The specimen collected had only male flowers, but Gosline & Cheek et al. hypothesise that U. dicaprio is monoecious, with separate male and female flowers. Its male flowers are cauliflorous, growing directly from the stem, and glossy. Their pedicels, which connect the flower to the stem, are 1.8–2.5 cm long and about 1 mm in diameter. Each flower has two sepals and four petals. The sepals are 1–1.5 by 2.1–2.5 mm and hairless. The petals are typically about 16 by 9 mm (but sometimes as small as 14 by 5.5 mm), and 0.25–0.3 mm thick; they are thin and leathery but not fleshy, and are "yellow-green when live" but black when dried. There are typically 4–7 flowers in each inflorescence (but sometimes as few as 1). It has similar conical flower buds to Uvariopsis solheidii, which can vary from ovoid-conical to pyramidal.

== Habitat and range ==

Uvariopsis dicaprio is endemic to the Ebo Forest, in the Littoral Region of Cameroon.
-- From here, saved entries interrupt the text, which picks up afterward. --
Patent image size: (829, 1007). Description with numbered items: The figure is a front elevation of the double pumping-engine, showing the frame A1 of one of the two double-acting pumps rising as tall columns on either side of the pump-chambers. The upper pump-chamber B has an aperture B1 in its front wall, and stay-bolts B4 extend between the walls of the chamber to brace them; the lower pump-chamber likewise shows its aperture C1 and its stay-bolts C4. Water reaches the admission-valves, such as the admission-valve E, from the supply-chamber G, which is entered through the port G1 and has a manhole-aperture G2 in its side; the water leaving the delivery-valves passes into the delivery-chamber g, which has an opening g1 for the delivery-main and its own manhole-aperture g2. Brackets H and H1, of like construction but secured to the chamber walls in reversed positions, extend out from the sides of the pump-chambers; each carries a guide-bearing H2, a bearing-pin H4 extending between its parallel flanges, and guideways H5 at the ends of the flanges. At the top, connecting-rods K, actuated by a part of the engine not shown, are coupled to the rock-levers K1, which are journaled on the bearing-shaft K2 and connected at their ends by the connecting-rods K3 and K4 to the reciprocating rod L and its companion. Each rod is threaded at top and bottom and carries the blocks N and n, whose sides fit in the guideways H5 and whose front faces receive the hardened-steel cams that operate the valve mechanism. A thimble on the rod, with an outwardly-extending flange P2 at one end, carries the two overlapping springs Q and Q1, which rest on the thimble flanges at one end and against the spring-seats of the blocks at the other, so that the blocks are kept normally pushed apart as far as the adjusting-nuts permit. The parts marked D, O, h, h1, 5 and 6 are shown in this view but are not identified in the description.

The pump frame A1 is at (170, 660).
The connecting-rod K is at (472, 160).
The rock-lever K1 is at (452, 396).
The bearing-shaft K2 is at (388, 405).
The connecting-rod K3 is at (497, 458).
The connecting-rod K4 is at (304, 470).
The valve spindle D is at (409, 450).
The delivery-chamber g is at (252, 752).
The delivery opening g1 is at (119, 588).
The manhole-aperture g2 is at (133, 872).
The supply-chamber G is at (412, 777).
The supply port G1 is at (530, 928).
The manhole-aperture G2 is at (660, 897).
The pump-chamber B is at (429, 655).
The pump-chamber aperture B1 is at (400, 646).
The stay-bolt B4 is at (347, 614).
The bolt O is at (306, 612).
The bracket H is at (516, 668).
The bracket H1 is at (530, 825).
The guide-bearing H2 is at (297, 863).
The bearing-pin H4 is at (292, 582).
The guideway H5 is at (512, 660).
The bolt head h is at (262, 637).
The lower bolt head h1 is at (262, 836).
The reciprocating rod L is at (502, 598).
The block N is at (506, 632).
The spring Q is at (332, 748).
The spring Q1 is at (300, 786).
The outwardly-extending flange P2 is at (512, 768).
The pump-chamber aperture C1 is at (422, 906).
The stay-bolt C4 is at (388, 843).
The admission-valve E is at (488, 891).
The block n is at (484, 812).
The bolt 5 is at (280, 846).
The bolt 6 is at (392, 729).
It has a limited range, having only been found on the Dicam trail 2000 meters away from Bekob camp; multiple botanical surveys in the Ebo Forest and surrounding areas have not identified any additional specimens. It is found in the submontane forest, at elevations from 200 to 1,200 m.

== Conservation status ==

Uvariopsis dicaprio is currently known from a single specimen; "fewer than 50 mature individuals have been observed despite extensive survey effort" and the species's noticeable flowers. It has a restricted range, with extent of occurrence and area of occupancy both estimated at 4 km2, and is threatened by logging and conversion to agricultural land, including slash-and-burn practices. Due to these factors, U. dicaprio was classified as Critically Endangered under version 3.1 of the IUCN Red List criteria.